Angedacht

06. Mai 2020
Kathrin Wiggermann; Foto: privat

von Pastorin Kathrin Wiggermann, St. Michaelis, Diepholz

Den Weg kennen

In dieser Woche jährt sich der 8. Mai, der Tag der Kapitulation Deutschlands, der Tag der Befreiung von Krieg und sinnlosem Tod zum 75. Mal.

Vor einigen Jahren erzählte mir eine alte Dame von einem Erlebnis am Ende des Krieges. Sie war zu der Zeit ein junges Mädchen von etwa 15 Jahren:

„Ich stand auf der Straße vor unserem Haus, als ein Bote mir einen blauen Brief in die Hand drückte und sagte: „Gib den deinen Eltern, das ist ein Stellungsbefehl.“

Ich ging hinein. Nur meine Großmutter war da. „Was ist eigentlich ein Stellungsbefehl?“, fragte ich sie.

„Eine Einberufung an die Front.“, sagte sie. Ich rannte nach draußen in ein Versteck und verbrannte den blauen Brief, der meinen Bruder für den 11. April ´45 an den Bahnhof nach Mellendorf zitierte. Mein Bruder war 14 Jahre alt. Er sollte noch in den längst verlorenen Krieg einziehen. Aber er fuhr nicht! Ich hatte den Brief ohne Wissen meiner Familie vernichtet.

Am 12. April, einen Tag später, begegnete mir vor unserem Haus eine Gruppe deutscher Soldaten. Soldaten? Es waren 14-/15-jährige Jungen, die mit Fahrrädern und Panzerfäusten unser Dorf verteidigen sollten. Denn die Amerikaner rückten an.

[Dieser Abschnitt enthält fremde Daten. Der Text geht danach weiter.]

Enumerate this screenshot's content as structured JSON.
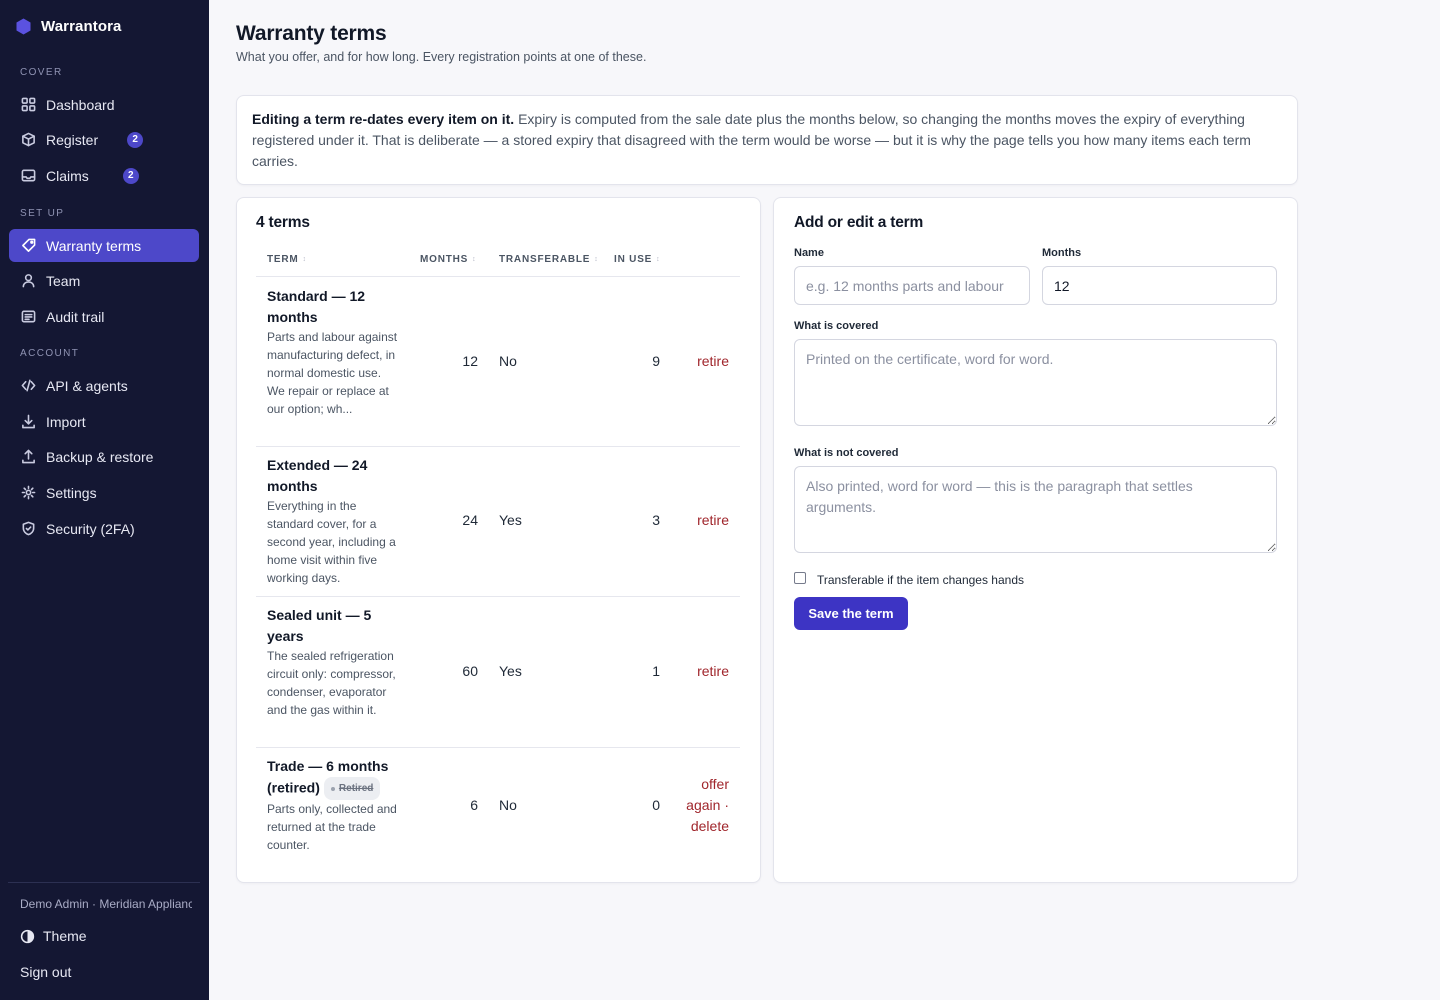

„In den Bunker!“, wurde auf der Straße geschrien. Aber da, wo der Bunker war, da waren schon die Amerikaner. Wir flüchteten also in den Keller.

Als wir wieder herauskamen, wurden gerade drei verwundete Jungs abtransportiert.

Einer war tot.

Er blieb einfach liegen. Am Straßenrand.

Später begruben mein Opa und ich ihn im Wald. Seinen Anblick werde ich mein Leben lang nicht vergessen. Es hätte mein Bruder sein können. Deshalb war er mir in dem Moment so nah wie ein Bruder.“

„Als ich aber, geblendet von der Klarheit des Lichtes, nicht sehen konnte, wurde ich an der Hand geleitet von denen, die bei mir waren, und kam ans Ziel.“ (Apostelgeschichte 22,11)

Ich hatte Engel an meiner Seite. Sie sangen nicht wie die himmlischen Heerscharen. Sie sprachen auch nicht: „Fürchte dich nicht.“ Aber sie kannten den Weg.

Einem Fremden den Weg zeigen, einen Beschuldigten in Schutz nehmen, ein Kind nach Hause bringen, einen tödlichen Stellungsbefehl verbrennen. Das macht noch nicht zum Engel. Aber zu einem, der den Weg kennt.

„Ich will die Finsternis vor ihnen her zum Licht machen und das Höckerige zur Ebene.“, spricht der Prophet Jesaja die Verheißung Gottes in diesen neuen Tag hinein.